JLP intensifies efforts to have govt release public health audit
KINGSTON, Jamaica – The Jamaica Labour Party (JLP) says that it is taking steps to ensure that details of the government’s audit of the public health sector are revealed to the public in the wake of the 19 dead babies.
In a statement yesterday, leader of the Opposition Andrew Holness said that the party is preparing to get the report released under the Access to Information (ATI) Act.
“I believe it is very important that the public is made aware of the exact state of our healthcare system, and we are now preparing to get the report under the Access to Information Act,” Holness said in a statement yesterday.
Opposition MPs participating in the discussions, which followed a statement from Minister of Health Dr Fenton Ferguson to the House of Representatives on Tuesday, called for the immediate release of the audits.
“I am the mother of a premature child…and I am sitting here thinking that, if that child was born July to August this year, that child could have been a dead child…It is not a laughing matter,” Opposition MP, Olivia ‘Babsy’ Grange (Central St Catherine) argued.

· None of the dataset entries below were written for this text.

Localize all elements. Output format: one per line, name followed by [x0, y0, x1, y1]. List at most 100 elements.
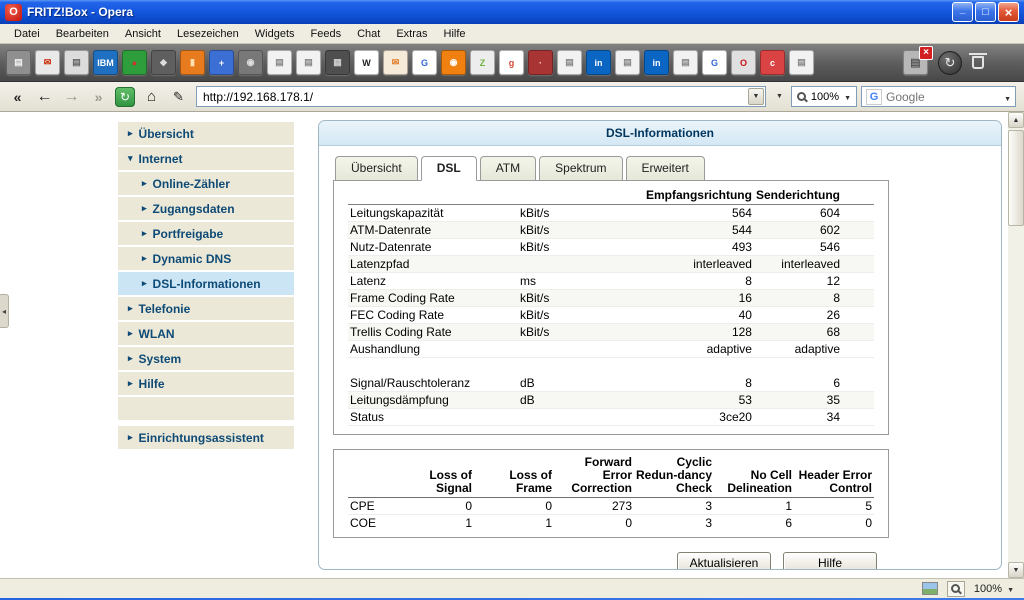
menu-item-bearbeiten[interactable]: Bearbeiten [48, 26, 117, 42]
sidebar-item-dynamic-dns[interactable]: Dynamic DNS [118, 247, 294, 270]
sidebar-item-online-zaehler[interactable]: Online-Zähler [118, 172, 294, 195]
table-row: LeitungskapazitätkBit/s564604 [348, 204, 874, 221]
table-row: Aushandlungadaptiveadaptive [348, 340, 874, 357]
column-header-senderichtung: Senderichtung [754, 187, 874, 204]
sidebar-item-einrichtungsassistent[interactable]: Einrichtungsassistent [118, 426, 294, 449]
reload-button[interactable] [115, 87, 135, 107]
linkedin-icon-2[interactable]: in [644, 50, 669, 75]
mail-orange-icon[interactable]: ✉ [383, 50, 408, 75]
bolt-icon[interactable]: Z [470, 50, 495, 75]
back-button[interactable] [33, 86, 56, 108]
globe-icon[interactable]: ● [122, 50, 147, 75]
menu-item-chat[interactable]: Chat [349, 26, 388, 42]
document-icon-4[interactable]: ▤ [615, 50, 640, 75]
table-row-coe: COE 1 1 0 3 6 0 [348, 514, 874, 531]
document-icon[interactable]: ▤ [267, 50, 292, 75]
vertical-scrollbar[interactable] [1008, 112, 1024, 578]
sidebar-item-wlan[interactable]: WLAN [118, 322, 294, 345]
flag-icon[interactable]: ◆ [151, 50, 176, 75]
fit-to-width-icon[interactable] [947, 581, 965, 597]
scroll-down-icon[interactable] [1008, 562, 1024, 578]
status-zoom-dropdown[interactable]: 100% [974, 583, 1014, 595]
rewind-button[interactable] [6, 86, 29, 108]
menu-item-widgets[interactable]: Widgets [247, 26, 303, 42]
chevron-right-icon [142, 253, 147, 264]
menu-item-extras[interactable]: Extras [388, 26, 435, 42]
reload-circle-icon[interactable] [938, 51, 962, 75]
magnifier-icon [797, 92, 806, 101]
sidebar-item-zugangsdaten[interactable]: Zugangsdaten [118, 197, 294, 220]
table-row: Nutz-DatenratekBit/s493546 [348, 238, 874, 255]
typewriter-icon[interactable]: ▦ [325, 50, 350, 75]
close-page-icon[interactable] [903, 50, 928, 75]
scrollbar-thumb[interactable] [1008, 130, 1024, 226]
sidebar-item-uebersicht[interactable]: Übersicht [118, 122, 294, 145]
address-input[interactable] [203, 90, 748, 104]
panels-toggle-handle[interactable] [0, 294, 9, 328]
address-dropdown-button[interactable] [772, 86, 787, 107]
tab-erweitert[interactable]: Erweitert [626, 156, 705, 181]
google-g-icon[interactable]: g [499, 50, 524, 75]
maximize-button[interactable] [975, 2, 996, 22]
wikipedia-icon[interactable]: W [354, 50, 379, 75]
red-site-icon[interactable]: · [528, 50, 553, 75]
camera-icon[interactable]: ◉ [238, 50, 263, 75]
folder-orange-icon[interactable]: ▮ [180, 50, 205, 75]
document-icon-5[interactable]: ▤ [673, 50, 698, 75]
plus-icon[interactable]: + [209, 50, 234, 75]
sidebar-item-system[interactable]: System [118, 347, 294, 370]
sidebar-item-hilfe[interactable]: Hilfe [118, 372, 294, 395]
page-title: DSL-Informationen [319, 121, 1001, 146]
address-bar[interactable] [196, 86, 766, 107]
tab-uebersicht[interactable]: Übersicht [335, 156, 418, 181]
images-toggle-icon[interactable] [922, 582, 938, 595]
menu-item-hilfe[interactable]: Hilfe [436, 26, 474, 42]
sidebar-item-telefonie[interactable]: Telefonie [118, 297, 294, 320]
window-title: FRITZ!Box - Opera [27, 5, 952, 19]
menu-item-datei[interactable]: Datei [6, 26, 48, 42]
linkedin-icon[interactable]: in [586, 50, 611, 75]
document-icon-3[interactable]: ▤ [557, 50, 582, 75]
trash-icon[interactable] [972, 56, 984, 69]
search-box[interactable] [861, 86, 1016, 107]
chrome-red-icon[interactable]: c [760, 50, 785, 75]
mail-icon[interactable]: ✉ [35, 50, 60, 75]
table-row: Frame Coding RatekBit/s168 [348, 289, 874, 306]
document-icon-2[interactable]: ▤ [296, 50, 321, 75]
tab-atm[interactable]: ATM [480, 156, 536, 181]
google-icon[interactable]: G [412, 50, 437, 75]
opera-icon[interactable]: O [731, 50, 756, 75]
error-table: Loss of Signal Loss of Frame Forward Err… [348, 454, 874, 531]
menu-item-lesezeichen[interactable]: Lesezeichen [169, 26, 247, 42]
table-header-row: Loss of Signal Loss of Frame Forward Err… [348, 454, 874, 498]
home-button[interactable] [140, 86, 163, 108]
close-button[interactable] [998, 2, 1019, 22]
minimize-button[interactable] [952, 2, 973, 22]
compose-button[interactable] [167, 86, 190, 108]
sidebar-item-portfreigabe[interactable]: Portfreigabe [118, 222, 294, 245]
menu-item-ansicht[interactable]: Ansicht [117, 26, 169, 42]
tab-spektrum[interactable]: Spektrum [539, 156, 622, 181]
google-icon-2[interactable]: G [702, 50, 727, 75]
rss-icon[interactable]: ◉ [441, 50, 466, 75]
scroll-up-icon[interactable] [1008, 112, 1024, 128]
sidebar-item-dsl-informationen[interactable]: DSL-Informationen [118, 272, 294, 295]
search-input[interactable] [886, 90, 1000, 104]
search-engine-dropdown-icon[interactable] [1004, 90, 1011, 104]
notes-icon[interactable]: ▤ [64, 50, 89, 75]
menu-item-feeds[interactable]: Feeds [303, 26, 350, 42]
column-header-loss-of-frame: Loss of Frame [474, 454, 554, 498]
forward-button[interactable] [60, 86, 83, 108]
table-row: LeitungsdämpfungdB5335 [348, 391, 874, 408]
ibm-icon[interactable]: IBM [93, 50, 118, 75]
address-history-dropdown-icon[interactable] [748, 88, 764, 105]
fast-forward-button[interactable] [87, 86, 110, 108]
zoom-dropdown[interactable]: 100% [791, 86, 857, 107]
tab-dsl[interactable]: DSL [421, 156, 477, 181]
pager-icon[interactable]: ▤ [6, 50, 31, 75]
sidebar-item-internet[interactable]: Internet [118, 147, 294, 170]
document-icon-6[interactable]: ▤ [789, 50, 814, 75]
table-row: Signal/RauschtoleranzdB86 [348, 374, 874, 391]
refresh-button[interactable]: Aktualisieren [677, 552, 771, 571]
help-button[interactable]: Hilfe [783, 552, 877, 571]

“A certain lack of sensitivity is being displayed in this Parliament at this time, when I know many women out there are saying that ‘dem belly bottom a bun dem’. This is not a joking matter,” she added.
Opposition Spokesman on Finance and Planning, Audley Shaw, also told a JLP Prosperity Live function in Portmore on Thursday, that he feels that the government is refusing to release information on the deaths of babies in public health institutions from bacterial infections in the audit.

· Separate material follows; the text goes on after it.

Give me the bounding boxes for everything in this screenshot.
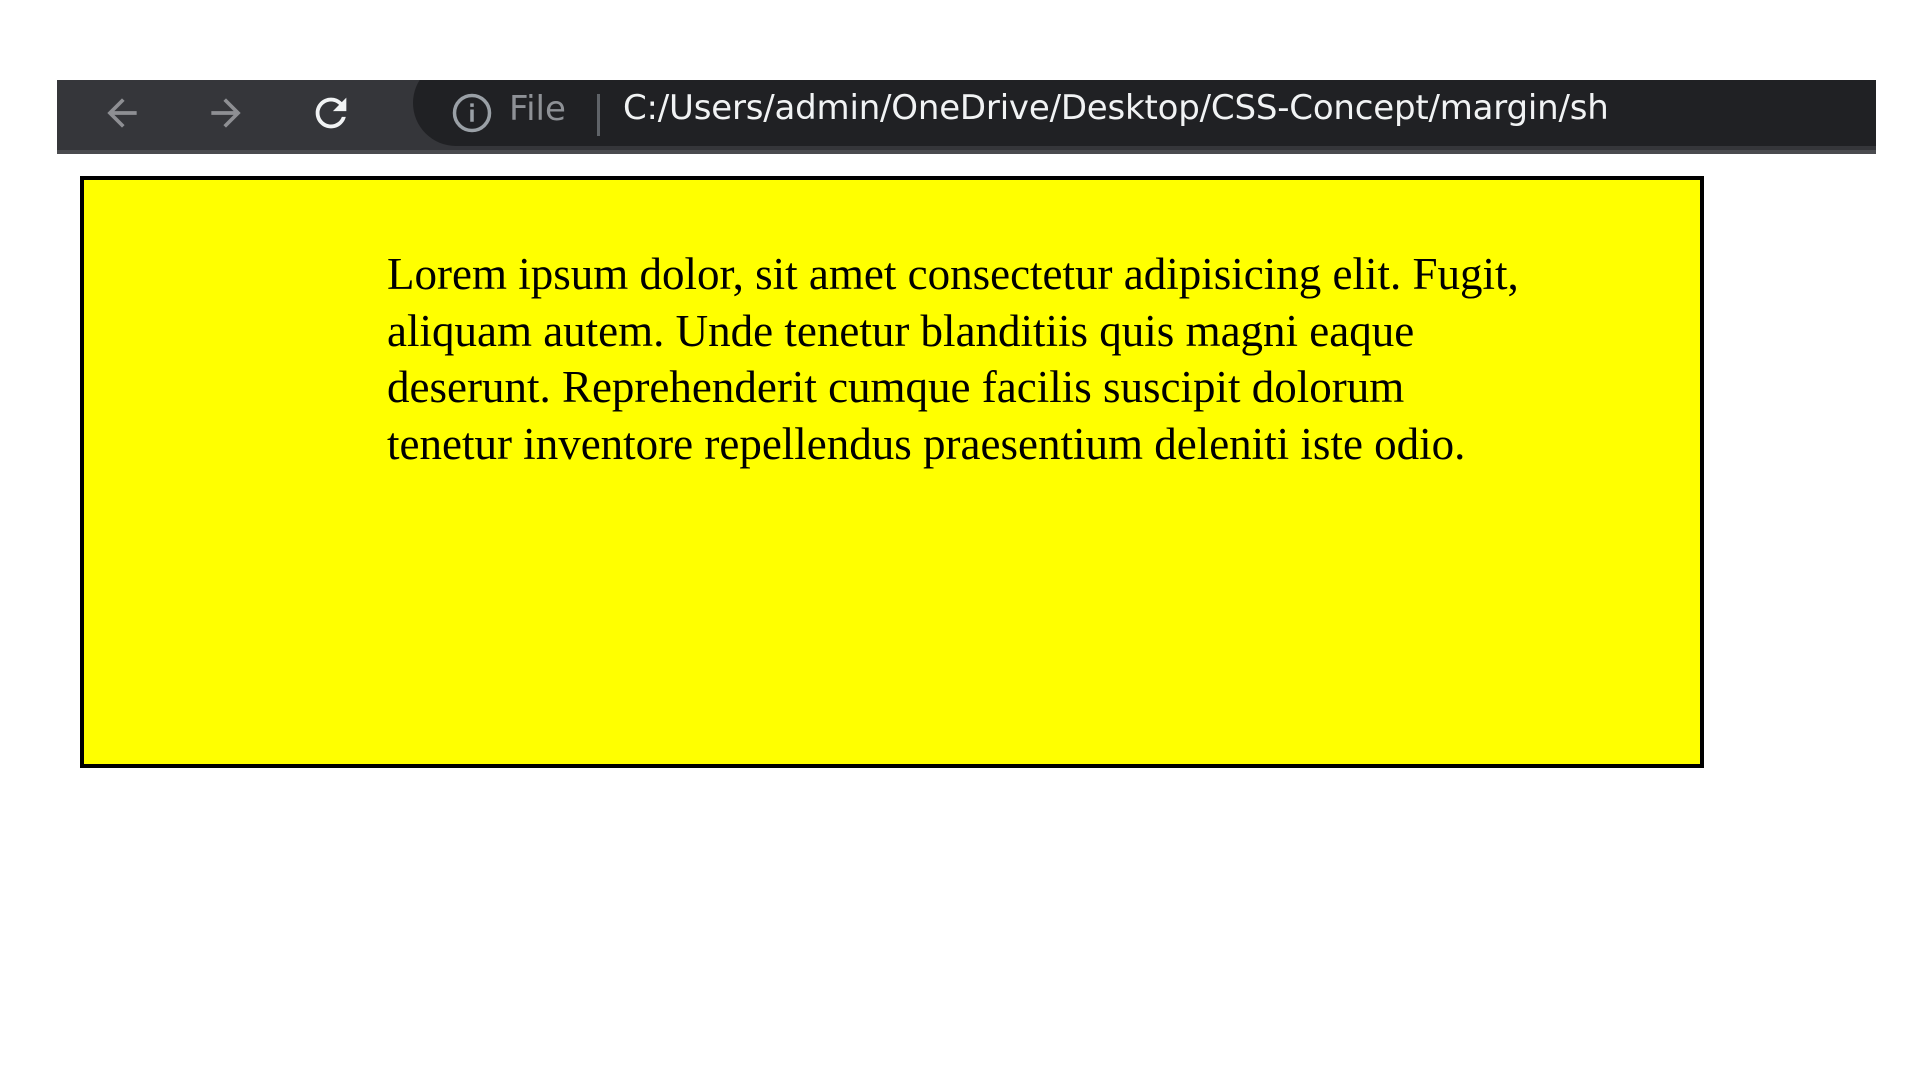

“I suspect that the report might have had information about the little babies who died, and I am going to Parliament to use the Access to Information Act to get it tabled,” Shaw told the JLP crowd at the Portmore HEART Academy.
He urged the audience not to blame the public health sector employees for the situation, but the government for the lack of disinfectants in the hospitals.
Noting that his youngest daughter, Christiana, weighed only 1.3 pounds after her premature birth six years ago, and could not breathe on her own for almost five months, Shaw said that his “heart goes out to all the parents involved”.